Crisps are baked with the fruit mixture on the bottom with a crumb topping. The crumb topping can be made with flour, nuts, bread crumbs, cookie or graham cracker crumbs, or even breakfast cereal. Crumble are the British version of the American Crisp.

My love of stone fruit is indescribable! Once you’ve had the thrill of a simple crisp or crumble, maybe you can do a Rustic Peach & Plum Galette, Mini Peach Cherry &  Blueberry Galettes, Chocolate Plum Clafoutis, Cornmeal Drop Biscuit Peach Cobbler. Then again you could go the no bake way and make Peach Ginger or Plum Vanilla Granita, Tropical Fruit Verrines or a Fresh Cherry Fro Yo!
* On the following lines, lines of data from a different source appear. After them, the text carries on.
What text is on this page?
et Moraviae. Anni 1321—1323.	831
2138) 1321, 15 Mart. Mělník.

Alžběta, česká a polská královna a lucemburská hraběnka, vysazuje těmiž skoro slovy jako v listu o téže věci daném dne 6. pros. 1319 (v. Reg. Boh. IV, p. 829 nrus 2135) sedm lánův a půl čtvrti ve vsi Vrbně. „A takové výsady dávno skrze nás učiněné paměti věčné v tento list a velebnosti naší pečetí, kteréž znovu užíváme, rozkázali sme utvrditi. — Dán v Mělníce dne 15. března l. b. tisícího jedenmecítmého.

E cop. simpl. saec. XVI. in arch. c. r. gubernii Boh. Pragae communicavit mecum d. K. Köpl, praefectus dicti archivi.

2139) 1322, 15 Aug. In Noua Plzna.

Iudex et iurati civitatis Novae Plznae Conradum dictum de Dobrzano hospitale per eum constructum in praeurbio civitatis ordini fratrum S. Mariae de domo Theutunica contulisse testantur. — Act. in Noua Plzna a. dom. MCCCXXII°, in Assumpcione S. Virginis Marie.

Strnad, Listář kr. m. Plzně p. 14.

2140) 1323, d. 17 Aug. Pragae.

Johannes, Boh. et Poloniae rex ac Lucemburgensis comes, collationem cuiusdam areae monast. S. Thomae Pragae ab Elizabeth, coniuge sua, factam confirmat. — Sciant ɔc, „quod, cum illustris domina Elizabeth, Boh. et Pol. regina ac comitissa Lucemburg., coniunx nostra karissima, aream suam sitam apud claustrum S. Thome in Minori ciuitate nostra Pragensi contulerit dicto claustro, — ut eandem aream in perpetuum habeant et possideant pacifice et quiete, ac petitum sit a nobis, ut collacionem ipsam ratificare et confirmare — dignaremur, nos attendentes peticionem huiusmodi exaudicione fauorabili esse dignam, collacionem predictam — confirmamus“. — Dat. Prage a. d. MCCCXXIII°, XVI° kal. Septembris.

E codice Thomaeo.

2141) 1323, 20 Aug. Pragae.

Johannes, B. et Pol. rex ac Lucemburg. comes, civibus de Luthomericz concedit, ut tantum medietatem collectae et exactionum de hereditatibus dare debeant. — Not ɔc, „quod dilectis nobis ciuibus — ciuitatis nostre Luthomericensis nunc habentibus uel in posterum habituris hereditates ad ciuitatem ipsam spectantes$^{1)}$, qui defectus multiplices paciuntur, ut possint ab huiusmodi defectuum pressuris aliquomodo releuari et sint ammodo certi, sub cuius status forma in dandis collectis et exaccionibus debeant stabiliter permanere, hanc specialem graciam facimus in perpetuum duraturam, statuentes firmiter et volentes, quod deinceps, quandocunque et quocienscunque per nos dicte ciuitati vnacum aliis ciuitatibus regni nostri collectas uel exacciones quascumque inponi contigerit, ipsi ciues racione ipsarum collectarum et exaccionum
Summer is for stone fruit. So much and more you can do. ENJOY!!

[print_this]Recipe: Cherry & Plum Crisp

Summary: A cherry and plum crisp that is simple and delicious. A celebration of summer!

Prep Time: 15 minutes
Total Time: 40 minutes
Ingredients:

  • 350g sweet cherries, pitted
  • 200g plums, pitted, chopped
  • 75-100g brown sugar {depending on how sweet or sour the fruit is}
  • 50g almonds, chopped {optional}
  • Few drops almond extract
  • 10g cornflour
  • Topping
  • 25g oats
  • 50g flour
  • 30g almonds
  • 50g butter
  • Fresh cherries to serve

Method:

  1. Preheat the oven to 200C. Place 6 ramekins on a baking sheet.
  2. Filling
  3. Place the fruit in a big non reactive/glass bowl with all ingredients and toss well to mix. Divide between 6 ramekins, pressing down gently to level out.
  4. Crisp Topping
  5. Place all ingredients except butter in bowl ofd food processor and pulse briefly in short intervals until a breadcrumb like mix is achieved.
  6. Divide the topping between the ramekins to cover the surface. Gently press into place.
  7. Bake for 30 minutes until bubbly and golden brown on top. If the top begins to get too brown, tent with a sheet of aluminum foil.
  8. Serve warm or at room temperature. We are happy to have them chilled too!
  9. Serve with cream, vanilla ice cream and fresh fruit.